Introduction
Thank you very much, Chairman Gonso.
This afternoon, I have the great pleasure of making an announcement that once again confirms Indiana University’s status as one of the leading public research universities in the United States. The figures I share this afternoon are a powerful measure of how Indiana University contributes mightily to a prosperous and innovative Indiana. They also advance major priorities of IU’s Bicentennial Strategic Plan.
External funding for research and other activities
I am delighted to report, then, that in Fiscal Year 2019, IU researchers received a record $680.2 million in external funding for research and other activities.
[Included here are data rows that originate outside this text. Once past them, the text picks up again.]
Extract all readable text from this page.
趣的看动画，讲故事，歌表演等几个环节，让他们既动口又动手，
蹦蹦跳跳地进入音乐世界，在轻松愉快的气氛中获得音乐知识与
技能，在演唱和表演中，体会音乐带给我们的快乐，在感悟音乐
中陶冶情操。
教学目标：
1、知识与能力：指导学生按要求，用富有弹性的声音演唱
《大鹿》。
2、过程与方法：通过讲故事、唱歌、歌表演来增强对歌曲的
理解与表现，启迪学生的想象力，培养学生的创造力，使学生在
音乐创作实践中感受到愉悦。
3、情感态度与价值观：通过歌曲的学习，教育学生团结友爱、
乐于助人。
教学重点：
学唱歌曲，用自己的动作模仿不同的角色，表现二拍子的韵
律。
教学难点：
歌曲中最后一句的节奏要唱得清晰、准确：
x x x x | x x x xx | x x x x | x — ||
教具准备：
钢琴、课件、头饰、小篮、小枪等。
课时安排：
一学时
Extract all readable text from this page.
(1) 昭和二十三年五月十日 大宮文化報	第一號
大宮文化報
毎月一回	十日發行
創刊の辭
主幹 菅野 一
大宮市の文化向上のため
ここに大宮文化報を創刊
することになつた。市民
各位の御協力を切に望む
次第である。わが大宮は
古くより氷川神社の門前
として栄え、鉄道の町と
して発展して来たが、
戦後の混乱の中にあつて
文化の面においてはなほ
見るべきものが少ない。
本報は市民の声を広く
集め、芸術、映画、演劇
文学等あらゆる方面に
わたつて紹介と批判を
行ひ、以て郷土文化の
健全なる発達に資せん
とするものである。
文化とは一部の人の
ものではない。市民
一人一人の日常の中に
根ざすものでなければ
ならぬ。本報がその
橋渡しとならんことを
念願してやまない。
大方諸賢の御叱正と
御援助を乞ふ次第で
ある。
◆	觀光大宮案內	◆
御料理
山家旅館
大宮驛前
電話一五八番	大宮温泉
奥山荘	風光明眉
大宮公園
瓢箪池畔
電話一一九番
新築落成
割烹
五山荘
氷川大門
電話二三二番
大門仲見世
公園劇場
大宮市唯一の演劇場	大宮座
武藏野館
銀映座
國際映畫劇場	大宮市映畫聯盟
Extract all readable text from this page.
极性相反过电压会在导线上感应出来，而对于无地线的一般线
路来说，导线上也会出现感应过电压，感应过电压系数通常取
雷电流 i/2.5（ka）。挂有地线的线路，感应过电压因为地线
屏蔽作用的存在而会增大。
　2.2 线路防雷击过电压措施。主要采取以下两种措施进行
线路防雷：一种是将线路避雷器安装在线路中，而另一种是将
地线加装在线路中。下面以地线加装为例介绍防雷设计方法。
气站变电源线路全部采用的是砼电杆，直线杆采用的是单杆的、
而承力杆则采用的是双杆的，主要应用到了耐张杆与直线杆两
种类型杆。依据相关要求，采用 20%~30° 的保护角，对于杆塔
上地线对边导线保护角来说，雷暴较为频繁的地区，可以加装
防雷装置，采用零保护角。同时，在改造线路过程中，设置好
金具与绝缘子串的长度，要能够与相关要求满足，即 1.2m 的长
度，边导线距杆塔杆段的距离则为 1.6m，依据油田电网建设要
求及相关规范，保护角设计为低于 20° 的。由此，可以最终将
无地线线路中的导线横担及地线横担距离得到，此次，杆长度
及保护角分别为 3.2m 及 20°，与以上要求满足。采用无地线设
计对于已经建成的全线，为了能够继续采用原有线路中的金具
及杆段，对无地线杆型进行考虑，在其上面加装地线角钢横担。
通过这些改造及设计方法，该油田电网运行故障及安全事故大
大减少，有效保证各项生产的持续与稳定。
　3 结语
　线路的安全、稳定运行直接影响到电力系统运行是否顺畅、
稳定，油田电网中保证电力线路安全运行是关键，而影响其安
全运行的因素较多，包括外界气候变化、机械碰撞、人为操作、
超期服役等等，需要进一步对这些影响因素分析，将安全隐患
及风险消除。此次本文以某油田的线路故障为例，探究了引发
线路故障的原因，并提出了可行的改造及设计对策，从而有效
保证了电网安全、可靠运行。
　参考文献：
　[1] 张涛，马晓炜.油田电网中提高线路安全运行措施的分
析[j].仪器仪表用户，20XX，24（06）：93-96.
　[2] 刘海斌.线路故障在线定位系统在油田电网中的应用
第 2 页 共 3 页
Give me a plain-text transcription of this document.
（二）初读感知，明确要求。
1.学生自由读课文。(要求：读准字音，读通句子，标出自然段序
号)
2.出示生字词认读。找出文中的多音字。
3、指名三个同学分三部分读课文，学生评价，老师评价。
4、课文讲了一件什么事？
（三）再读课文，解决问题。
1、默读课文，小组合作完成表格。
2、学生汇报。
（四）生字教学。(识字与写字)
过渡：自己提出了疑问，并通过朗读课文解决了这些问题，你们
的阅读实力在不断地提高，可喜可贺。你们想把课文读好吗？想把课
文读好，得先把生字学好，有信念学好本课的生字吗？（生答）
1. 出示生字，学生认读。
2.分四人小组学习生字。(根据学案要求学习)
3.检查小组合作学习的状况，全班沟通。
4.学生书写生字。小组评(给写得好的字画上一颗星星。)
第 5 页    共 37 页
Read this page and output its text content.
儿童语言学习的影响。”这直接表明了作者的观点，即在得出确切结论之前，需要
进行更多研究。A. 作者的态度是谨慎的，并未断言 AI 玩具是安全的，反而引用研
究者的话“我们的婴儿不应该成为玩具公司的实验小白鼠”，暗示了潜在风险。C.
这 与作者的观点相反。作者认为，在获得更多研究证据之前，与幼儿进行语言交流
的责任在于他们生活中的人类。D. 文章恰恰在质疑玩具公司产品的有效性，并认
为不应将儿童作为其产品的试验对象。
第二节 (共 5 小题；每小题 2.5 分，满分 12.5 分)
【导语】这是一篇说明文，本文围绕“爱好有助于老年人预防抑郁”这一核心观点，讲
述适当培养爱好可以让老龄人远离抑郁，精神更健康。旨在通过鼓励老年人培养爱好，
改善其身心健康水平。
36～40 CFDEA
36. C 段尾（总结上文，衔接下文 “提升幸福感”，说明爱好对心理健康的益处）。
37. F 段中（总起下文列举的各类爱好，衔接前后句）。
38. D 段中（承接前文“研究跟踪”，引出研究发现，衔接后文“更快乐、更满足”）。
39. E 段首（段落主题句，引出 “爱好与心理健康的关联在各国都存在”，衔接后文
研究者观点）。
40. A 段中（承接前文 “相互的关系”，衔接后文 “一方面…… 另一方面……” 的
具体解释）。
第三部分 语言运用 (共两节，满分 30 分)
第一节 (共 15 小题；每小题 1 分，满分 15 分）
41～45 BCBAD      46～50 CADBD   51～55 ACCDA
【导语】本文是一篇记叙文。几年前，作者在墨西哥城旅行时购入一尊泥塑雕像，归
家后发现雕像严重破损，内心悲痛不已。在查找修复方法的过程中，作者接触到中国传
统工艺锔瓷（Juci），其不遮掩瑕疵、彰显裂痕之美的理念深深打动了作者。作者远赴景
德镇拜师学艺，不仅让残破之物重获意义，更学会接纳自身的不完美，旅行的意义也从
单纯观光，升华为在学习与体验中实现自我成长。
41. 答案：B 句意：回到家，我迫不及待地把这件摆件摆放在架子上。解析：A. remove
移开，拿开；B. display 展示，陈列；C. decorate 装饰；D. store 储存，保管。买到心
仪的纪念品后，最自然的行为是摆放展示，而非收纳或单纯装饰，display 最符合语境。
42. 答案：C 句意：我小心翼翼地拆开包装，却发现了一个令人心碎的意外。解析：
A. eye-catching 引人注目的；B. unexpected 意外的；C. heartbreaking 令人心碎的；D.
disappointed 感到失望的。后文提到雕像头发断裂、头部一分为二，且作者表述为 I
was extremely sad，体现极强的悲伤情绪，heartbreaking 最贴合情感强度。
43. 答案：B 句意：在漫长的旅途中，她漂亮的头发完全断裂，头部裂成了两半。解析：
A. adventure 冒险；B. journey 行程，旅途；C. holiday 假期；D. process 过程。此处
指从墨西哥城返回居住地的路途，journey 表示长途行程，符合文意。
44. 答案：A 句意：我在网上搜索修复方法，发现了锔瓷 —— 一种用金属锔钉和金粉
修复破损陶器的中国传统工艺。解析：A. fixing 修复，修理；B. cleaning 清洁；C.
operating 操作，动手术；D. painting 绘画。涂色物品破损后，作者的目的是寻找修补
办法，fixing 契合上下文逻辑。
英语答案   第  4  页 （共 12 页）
This is the highest total of external grant funding obtained by any research university in the state during the last fiscal year and the highest annual total in IU history.
The previous funding record of $614.1 million was set in Fiscal Year 2016.
This year's figure is more than 12 percent higher than the total received in Fiscal Year 2018, which was itself a near-record—and it represents an increase of nearly 45 percent since 2009.
The $680.2 million includes a record $378.1 million in federal grants and contracts, $53.6 million in awards from the National Science Foundation, and nearly $68 million in sponsored funding from industry.
It includes a total of $208.3 million in non-governmental grants, which is also an IU record.
IU received a record $234.9 million in funding from the National Institutes of Health, the major federal government source of support for health sciences research in the United States.
Much of this record funding is for medical research at the IU School of Medicine in Indianapolis, although there are also important research initiatives under way at IU's eight regional medical education and research centers around the state.
The university's largest single grant from the NIH, a grant of $44.7 million, is supporting an IU-led, five-year national study of early-onset Alzheimer’s disease.
In Fiscal Year 2019, the School of Medicine brought in a total of nearly $434 million in research funding from all sources, up from $355.1 million in the previous Fiscal Year.
More than 2,800 proposals submitted by IU faculty researchers were successfully funded during Fiscal Year, 2019. This number is only slightly below the previous record, set last year.
This is a truly extraordinary accomplishment, one that underscores Indiana University’s standing as the state's research powerhouse. It reflects the excellence and importance of IU faculty research in a funding environment that continues to grow increasingly more competitive. It also is testament to the thousands of IU faculty, staff and students who form the teams that develop the university’s high-quality research proposals and whose ideas and work are being favorably judged by their peers around the nation and world at a time when only the most promising research proposals are securing support. The outstanding research being conducted by IU faculty, staff, and students expands knowledge, drives innovation, creates new industries and jobs, leads to new treatments and cures for illness and disease, spurs economic growth, and supports a high standard of living.
This record success is also a result of the investments Indiana University has made over the last decade in new and renovated facilities, in programs and services that benefit our faculty and students, and, of course, in recruiting excellent new faculty.
Conclusion
I want to commend all those who helped make this record achievement in sponsored awards possible—including our outstanding research faculty, the research administration staff, and the many students—at both the graduate and undergraduate levels—who are engaged in research on IU's campuses.
And, of course, I want to thank you, the trustees, for your support of Indiana University's research initiatives and, more generally, for your continued and ongoing efforts to guard and care for the welfare of our institution.
As we prepare for Indiana University’s third century of service, our mission must be—as it has always been—to confirm our traditions of excellence in our fundamental missions of education, research, and service, and by so doing, ensure that Indiana University will be a leader among the great universities of the 21st century.
And now, I am pleased to invite Distinguished Professor Fred Cate, Indiana University’s vice president for research, and Steve Martin, associate vice president for research administration, to share more details on this new record.